All three operations are available as both Tauri IPC commands (desktop app) and REST API endpoints (headless mode).

Load a Model on a Remote Node

Tauri IPC: load_model_on_remote_node

REST: POST /api/v1/nodes/{fingerprint}/models/load

Request body:

{
  "modelId": "llama-3-8b-q4",
  "modelPath": "/path/to/model.gguf",
  "contextLength": 4096,
  "gpuLayers": -1
}
Field Type Required Description
modelId string Yes Model identifier to load
modelPath string No Absolute path to the model file on the remote node
contextLength number No Override the default context length
gpuLayers number No Number of GPU layers (-1 for all)

Response:

{
  "success": true,
  "modelId": "llama-3-8b-q4",
  "nodeFingerprint": "fp_abc123"
}

On failure, success is false and an error field describes the problem.

Unload a Model from a Remote Node

Tauri IPC: unload_model_on_remote_node

REST: POST /api/v1/nodes/{fingerprint}/models/unload

Request body:

{
  "modelId": "llama-3-8b-q4"
}

Response:

{
  "success": true,
  "modelId": "llama-3-8b-q4",
  "nodeFingerprint": "fp_abc123"
}

List Models on a Remote Node

Tauri IPC: get_remote_node_models

REST: GET /api/v1/nodes/{fingerprint}/models

Response:

{
  "data": [
    {
      "id": "llama-3-8b-q4",
      "path": "/models/llama-3-8b-q4.gguf",
      "endpoint": "http://127.0.0.1:8081",
      "healthy": true
    }
  ]
}

Real-Time Updates

When a model is successfully loaded or unloaded on a remote node, the head node emits a distributed-pool-changed event. The frontend nodeStore subscribes to this event and automatically:

  1. Refreshes the remote model list for the affected node (fetchRemoteModels).
  2. Refreshes the overall distributed pool status (getDistributedPoolStatus).

This keeps the UI in sync without requiring manual page refreshes.

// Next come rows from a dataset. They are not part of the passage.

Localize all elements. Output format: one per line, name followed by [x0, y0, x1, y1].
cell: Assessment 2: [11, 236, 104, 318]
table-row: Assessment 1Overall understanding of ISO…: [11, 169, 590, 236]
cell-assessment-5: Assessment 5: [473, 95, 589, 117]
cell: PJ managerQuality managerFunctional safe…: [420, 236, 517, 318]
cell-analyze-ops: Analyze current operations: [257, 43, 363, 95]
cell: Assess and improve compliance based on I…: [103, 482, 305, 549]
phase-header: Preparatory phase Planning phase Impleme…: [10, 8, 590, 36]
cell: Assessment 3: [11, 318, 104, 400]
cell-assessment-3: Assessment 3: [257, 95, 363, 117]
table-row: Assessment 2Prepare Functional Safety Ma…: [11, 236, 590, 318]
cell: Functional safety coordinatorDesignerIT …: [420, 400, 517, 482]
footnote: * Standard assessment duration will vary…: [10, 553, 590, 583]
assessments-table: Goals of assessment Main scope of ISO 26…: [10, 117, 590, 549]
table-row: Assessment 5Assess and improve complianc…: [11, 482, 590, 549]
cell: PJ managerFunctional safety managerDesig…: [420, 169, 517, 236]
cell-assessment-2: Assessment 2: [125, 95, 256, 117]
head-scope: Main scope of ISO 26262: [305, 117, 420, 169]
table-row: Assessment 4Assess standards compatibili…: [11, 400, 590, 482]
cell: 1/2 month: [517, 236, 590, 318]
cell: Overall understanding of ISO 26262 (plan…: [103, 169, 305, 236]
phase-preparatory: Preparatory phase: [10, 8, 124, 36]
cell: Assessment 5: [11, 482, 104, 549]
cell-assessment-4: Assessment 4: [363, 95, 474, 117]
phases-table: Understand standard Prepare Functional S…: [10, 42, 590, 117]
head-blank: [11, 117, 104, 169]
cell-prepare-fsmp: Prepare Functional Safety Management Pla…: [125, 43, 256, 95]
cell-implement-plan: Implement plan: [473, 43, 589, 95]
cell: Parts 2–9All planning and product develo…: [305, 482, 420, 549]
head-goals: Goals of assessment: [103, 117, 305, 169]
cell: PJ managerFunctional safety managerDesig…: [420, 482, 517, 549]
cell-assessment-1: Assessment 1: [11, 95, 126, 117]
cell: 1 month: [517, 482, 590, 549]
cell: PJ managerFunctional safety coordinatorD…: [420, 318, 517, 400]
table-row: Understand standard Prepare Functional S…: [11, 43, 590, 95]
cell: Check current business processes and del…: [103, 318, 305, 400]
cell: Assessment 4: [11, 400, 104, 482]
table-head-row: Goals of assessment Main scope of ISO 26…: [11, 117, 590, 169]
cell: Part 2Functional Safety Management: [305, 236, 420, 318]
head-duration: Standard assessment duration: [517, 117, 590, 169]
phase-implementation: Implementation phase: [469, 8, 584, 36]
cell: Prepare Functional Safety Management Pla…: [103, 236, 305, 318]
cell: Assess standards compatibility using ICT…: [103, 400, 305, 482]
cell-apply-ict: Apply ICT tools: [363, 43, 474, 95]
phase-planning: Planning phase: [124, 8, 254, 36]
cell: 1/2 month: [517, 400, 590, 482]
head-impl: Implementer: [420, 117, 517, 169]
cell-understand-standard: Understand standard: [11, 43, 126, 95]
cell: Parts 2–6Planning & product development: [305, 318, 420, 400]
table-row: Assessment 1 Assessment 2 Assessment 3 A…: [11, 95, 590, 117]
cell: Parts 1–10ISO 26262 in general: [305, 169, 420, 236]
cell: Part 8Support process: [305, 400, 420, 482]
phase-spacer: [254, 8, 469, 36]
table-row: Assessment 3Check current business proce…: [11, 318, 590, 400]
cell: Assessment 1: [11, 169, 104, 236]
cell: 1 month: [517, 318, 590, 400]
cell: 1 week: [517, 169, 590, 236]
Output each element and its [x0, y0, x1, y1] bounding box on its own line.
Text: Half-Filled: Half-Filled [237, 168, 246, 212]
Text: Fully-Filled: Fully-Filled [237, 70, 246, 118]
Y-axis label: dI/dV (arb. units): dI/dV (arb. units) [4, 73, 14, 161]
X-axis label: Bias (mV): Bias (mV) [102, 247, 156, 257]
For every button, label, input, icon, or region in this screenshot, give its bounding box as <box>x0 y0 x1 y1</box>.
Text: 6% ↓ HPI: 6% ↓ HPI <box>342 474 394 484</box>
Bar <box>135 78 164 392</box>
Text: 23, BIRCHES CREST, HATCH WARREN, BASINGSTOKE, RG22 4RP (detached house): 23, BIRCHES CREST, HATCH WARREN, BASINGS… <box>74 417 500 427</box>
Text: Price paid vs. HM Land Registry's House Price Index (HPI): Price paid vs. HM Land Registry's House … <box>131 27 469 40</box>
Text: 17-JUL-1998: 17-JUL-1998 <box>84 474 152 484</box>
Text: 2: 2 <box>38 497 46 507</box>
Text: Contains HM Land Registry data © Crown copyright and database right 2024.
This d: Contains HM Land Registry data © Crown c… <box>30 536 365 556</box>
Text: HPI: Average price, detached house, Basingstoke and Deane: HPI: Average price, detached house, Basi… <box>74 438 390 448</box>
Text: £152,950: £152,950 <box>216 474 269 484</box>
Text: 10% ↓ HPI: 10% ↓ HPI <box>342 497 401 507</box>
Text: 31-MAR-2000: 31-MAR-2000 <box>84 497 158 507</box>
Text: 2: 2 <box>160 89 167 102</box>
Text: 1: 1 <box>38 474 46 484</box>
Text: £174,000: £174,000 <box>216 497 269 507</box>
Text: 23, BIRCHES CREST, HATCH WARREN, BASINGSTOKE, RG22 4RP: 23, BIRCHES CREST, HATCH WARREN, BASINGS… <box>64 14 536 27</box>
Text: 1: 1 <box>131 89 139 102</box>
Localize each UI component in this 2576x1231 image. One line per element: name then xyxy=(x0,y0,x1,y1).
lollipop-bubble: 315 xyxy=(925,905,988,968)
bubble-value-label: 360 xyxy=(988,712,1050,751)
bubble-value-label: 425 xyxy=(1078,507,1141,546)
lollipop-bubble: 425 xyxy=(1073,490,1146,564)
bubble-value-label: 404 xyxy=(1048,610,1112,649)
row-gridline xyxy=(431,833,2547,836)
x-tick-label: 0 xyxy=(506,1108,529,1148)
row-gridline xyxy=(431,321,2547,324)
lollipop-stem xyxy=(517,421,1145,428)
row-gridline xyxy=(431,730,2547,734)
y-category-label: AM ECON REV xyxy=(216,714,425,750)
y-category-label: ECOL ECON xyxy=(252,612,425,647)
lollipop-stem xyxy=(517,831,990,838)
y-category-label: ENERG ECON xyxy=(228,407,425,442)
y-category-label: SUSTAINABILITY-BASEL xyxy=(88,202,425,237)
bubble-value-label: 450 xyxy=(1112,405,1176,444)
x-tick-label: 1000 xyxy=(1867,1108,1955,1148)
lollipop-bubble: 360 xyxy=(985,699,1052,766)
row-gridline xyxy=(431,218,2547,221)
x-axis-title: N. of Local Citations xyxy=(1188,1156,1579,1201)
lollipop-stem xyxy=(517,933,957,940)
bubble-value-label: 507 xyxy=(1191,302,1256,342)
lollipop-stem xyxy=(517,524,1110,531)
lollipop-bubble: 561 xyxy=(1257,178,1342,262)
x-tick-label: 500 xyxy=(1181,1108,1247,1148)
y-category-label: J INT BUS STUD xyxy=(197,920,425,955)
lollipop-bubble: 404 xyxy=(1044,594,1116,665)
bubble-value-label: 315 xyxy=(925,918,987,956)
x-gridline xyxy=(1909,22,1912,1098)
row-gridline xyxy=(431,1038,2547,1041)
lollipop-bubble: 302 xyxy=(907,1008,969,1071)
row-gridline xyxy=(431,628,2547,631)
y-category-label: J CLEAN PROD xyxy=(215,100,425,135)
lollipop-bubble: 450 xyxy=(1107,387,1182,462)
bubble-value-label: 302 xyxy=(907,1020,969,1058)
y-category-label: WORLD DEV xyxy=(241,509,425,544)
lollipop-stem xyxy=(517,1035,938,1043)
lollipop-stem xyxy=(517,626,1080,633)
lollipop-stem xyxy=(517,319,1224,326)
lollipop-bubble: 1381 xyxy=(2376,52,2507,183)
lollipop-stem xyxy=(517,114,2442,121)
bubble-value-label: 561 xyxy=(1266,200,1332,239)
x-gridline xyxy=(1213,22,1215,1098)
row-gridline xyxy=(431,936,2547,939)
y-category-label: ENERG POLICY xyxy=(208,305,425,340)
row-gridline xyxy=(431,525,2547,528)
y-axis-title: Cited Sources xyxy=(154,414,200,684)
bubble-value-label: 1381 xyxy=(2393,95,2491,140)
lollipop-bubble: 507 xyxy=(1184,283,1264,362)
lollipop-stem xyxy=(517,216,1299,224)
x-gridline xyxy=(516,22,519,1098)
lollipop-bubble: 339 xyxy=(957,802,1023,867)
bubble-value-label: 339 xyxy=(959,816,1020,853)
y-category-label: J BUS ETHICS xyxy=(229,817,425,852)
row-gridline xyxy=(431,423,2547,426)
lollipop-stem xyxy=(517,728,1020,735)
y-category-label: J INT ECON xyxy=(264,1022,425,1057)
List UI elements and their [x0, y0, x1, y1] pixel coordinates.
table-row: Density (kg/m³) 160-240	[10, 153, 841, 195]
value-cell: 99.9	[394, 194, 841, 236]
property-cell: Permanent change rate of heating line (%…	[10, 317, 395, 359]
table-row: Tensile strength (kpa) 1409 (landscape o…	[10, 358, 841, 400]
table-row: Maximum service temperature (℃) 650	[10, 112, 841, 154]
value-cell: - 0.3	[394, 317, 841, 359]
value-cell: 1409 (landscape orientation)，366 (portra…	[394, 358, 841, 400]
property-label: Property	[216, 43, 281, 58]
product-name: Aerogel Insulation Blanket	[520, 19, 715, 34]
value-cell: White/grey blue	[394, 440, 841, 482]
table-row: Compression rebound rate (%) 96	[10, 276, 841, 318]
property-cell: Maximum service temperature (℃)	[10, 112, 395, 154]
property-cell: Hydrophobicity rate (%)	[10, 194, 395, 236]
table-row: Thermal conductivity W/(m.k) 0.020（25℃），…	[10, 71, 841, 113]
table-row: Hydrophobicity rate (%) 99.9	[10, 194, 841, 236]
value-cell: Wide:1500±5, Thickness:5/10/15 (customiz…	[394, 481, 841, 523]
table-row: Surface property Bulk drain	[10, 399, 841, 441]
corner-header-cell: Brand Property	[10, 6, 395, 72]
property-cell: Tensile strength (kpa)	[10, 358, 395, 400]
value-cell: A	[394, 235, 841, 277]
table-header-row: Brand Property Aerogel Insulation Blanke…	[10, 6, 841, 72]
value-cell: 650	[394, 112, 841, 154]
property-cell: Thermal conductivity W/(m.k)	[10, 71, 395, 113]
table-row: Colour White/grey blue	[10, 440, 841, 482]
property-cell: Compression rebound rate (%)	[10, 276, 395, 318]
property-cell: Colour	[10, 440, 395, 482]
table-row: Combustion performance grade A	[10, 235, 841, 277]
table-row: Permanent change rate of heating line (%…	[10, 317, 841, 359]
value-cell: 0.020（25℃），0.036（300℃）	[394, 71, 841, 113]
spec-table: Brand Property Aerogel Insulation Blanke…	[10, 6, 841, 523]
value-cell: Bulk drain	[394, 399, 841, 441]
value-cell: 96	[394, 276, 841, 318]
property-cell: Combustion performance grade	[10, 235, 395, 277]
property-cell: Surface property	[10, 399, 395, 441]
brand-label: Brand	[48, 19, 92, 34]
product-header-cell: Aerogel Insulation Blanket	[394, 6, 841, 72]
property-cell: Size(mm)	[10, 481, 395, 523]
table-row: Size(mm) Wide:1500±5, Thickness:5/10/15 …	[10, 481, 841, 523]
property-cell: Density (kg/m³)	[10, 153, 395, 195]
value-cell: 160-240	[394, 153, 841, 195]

In headless mode the same event is broadcast over the Server-Sent Events (SSE) stream at GET /api/v1/events.

Timeouts

Operations use conservative timeouts to account for large models:

Operation Timeout
Load model 600 seconds (10 minutes)
Unload model 60 seconds
List models 30 seconds

If a timeout occurs, the response contains "success": false with an error message indicating the timeout duration.

Error Handling

Condition Behavior
Node fingerprint not registered Returns 404 Not Found
Remote node unreachable (connection refused) Returns error with connection message
Remote node request times out Returns error with timeout duration
Remote node returns non-2xx response Parses the remote error body and returns it
Empty or path-traversal model ID Rejected before the request is sent

Model IDs are validated before any network request is made. Empty model IDs and IDs containing .. sequences are rejected to prevent URL path manipulation.

Frontend Store

The useNodeStore Zustand store exposes the following selectors and actions for remote model control:

Export Type Description
useRemoteModels(fingerprint) selector Cached models for a specific node
useAllRemoteModels() selector All remote models keyed by fingerprint
useIsRemoteModelOperating(fingerprint) selector Whether a load/unload is in progress
loadModelOnNode(fingerprint, request) action Load a model on a remote node
unloadModelOnNode(fingerprint, modelId) action Unload a model from a remote node
fetchRemoteModels(fingerprint) action Refresh the model list for a node

Unload performs an optimistic update: the model is removed from the local cache immediately, and the distributed-pool-changed event triggers a full refresh from the backend.

Security

All requests to remote nodes use Authorization: Bearer <api_key> headers. The API key is stored in the local node registry and never exposed in logs or the UI. Model IDs are percent-encoded in URLs to prevent path injection.